The present study shows a statistically significant relationship between MC type I and the level of LBP. The VAS score of patients with MC type I at the time of first admission and second admission was significantly higher than the other types. In the recent two cohort follow-up studies, patients with MC type I at both first admission and follow-up were found to have a worse prognosis as compared to other types, which was consistent with that in our study [17,19]. The control VAS score was found to be statistically significantly higher than the first admission VAS score of patients with new MC type I (20%) and type I / II (8%) in the second control. Therefore, our findings highlight that MC type I has a stronger relationship with LBP than other MC types [4,10-11,13,20-22]. It is not clearly known how MCs cause pain. However, in human and animal studies, vertebral endplates are known to have immune reactive nerves [23-24]. When the endplate histology of patients with discogenic LBP was evaluated, more inflammation and axon growth were detected in the endplate with MC than the normal endplate cases [25]. In addition, in a one-year follow-up study of chronic LBP patients, the development of MC type I and the increase in the vertebral involvement of the current MC type I showed that adjacent disc degeneration accelerated and disc degeneration was slowed down in patients without MC type I, which suggests that MC type I may be more related to LBP symptoms [26].

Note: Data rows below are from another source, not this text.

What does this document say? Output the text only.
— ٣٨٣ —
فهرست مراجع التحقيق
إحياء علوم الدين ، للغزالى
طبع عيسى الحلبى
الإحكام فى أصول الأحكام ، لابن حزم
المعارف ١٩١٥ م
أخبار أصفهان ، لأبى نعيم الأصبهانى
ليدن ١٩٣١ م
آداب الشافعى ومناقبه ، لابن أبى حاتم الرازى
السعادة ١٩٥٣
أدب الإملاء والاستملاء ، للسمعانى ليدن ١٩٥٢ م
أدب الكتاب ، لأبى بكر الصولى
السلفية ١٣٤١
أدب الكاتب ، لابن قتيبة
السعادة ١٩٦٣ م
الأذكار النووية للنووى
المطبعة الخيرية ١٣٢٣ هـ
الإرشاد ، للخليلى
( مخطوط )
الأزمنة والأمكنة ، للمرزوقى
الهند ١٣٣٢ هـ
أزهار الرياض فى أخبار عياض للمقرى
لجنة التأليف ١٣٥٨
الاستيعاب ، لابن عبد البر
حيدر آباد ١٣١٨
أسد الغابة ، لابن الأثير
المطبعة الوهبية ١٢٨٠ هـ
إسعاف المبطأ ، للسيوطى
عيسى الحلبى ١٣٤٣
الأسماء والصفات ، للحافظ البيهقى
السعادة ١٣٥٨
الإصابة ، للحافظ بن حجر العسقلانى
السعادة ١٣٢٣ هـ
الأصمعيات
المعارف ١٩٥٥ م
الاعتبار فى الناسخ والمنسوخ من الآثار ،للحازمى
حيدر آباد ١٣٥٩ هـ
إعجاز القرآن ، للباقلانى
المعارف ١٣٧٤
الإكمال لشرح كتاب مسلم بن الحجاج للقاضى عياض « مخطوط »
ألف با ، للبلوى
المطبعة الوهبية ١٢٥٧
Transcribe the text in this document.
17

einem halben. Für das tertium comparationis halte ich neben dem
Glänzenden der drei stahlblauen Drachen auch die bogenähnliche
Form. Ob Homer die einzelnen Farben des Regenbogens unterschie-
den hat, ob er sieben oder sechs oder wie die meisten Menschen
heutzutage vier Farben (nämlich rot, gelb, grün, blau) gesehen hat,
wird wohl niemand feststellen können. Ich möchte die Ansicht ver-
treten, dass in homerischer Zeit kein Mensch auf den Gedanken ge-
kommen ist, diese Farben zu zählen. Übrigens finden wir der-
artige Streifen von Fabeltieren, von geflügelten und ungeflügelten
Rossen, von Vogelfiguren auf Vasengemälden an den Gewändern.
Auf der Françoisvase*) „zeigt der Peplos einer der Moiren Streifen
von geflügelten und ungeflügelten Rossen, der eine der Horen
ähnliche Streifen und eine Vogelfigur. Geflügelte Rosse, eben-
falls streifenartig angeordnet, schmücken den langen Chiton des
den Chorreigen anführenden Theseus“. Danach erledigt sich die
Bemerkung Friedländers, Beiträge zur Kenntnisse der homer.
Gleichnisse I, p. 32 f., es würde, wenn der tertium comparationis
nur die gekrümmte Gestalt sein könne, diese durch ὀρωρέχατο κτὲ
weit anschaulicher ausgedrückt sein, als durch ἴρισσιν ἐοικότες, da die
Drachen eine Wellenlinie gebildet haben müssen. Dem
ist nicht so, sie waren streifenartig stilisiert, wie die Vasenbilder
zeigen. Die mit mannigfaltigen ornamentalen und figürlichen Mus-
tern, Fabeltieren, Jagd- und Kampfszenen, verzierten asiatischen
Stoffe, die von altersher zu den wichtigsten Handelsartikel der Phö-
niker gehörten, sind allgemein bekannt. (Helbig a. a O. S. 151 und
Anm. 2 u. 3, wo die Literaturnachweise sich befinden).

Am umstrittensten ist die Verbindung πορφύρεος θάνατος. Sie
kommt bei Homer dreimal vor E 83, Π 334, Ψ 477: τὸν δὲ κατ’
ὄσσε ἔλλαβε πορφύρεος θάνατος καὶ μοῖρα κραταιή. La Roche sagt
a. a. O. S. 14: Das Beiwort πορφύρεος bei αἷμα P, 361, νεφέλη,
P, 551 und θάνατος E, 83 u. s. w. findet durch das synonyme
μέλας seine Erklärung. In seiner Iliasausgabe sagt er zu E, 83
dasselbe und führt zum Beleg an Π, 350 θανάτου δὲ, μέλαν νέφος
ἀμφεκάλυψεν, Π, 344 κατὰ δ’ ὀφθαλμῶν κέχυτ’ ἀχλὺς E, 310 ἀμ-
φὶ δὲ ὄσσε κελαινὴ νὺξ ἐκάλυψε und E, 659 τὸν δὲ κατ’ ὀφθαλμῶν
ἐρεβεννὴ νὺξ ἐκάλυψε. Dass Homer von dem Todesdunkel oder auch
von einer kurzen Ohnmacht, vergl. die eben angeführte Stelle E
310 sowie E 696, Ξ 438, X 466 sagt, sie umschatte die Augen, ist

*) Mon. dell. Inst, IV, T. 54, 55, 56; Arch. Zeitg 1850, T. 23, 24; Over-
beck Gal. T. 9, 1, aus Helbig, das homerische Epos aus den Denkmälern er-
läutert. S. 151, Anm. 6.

There are some limitations to this study. This study did not evaluate other degenerative imaging findings (i.e., disc degeneration, disc bulging, and Schmorl’s nodes). It is based on the assumption that the only source of pain in LBP patients may be MCs. The potential effect of other degenerative MRI scan analyses of LBP symptoms, pain medication, somatic and psychological comorbidities, educational level, and other psychosocial factors have not been evaluated.

Conclusions

In our retrospective study, we have found that MCs can transform into different types or disappear completely over time. MC type I has a stronger relationship with LBP than other MC types.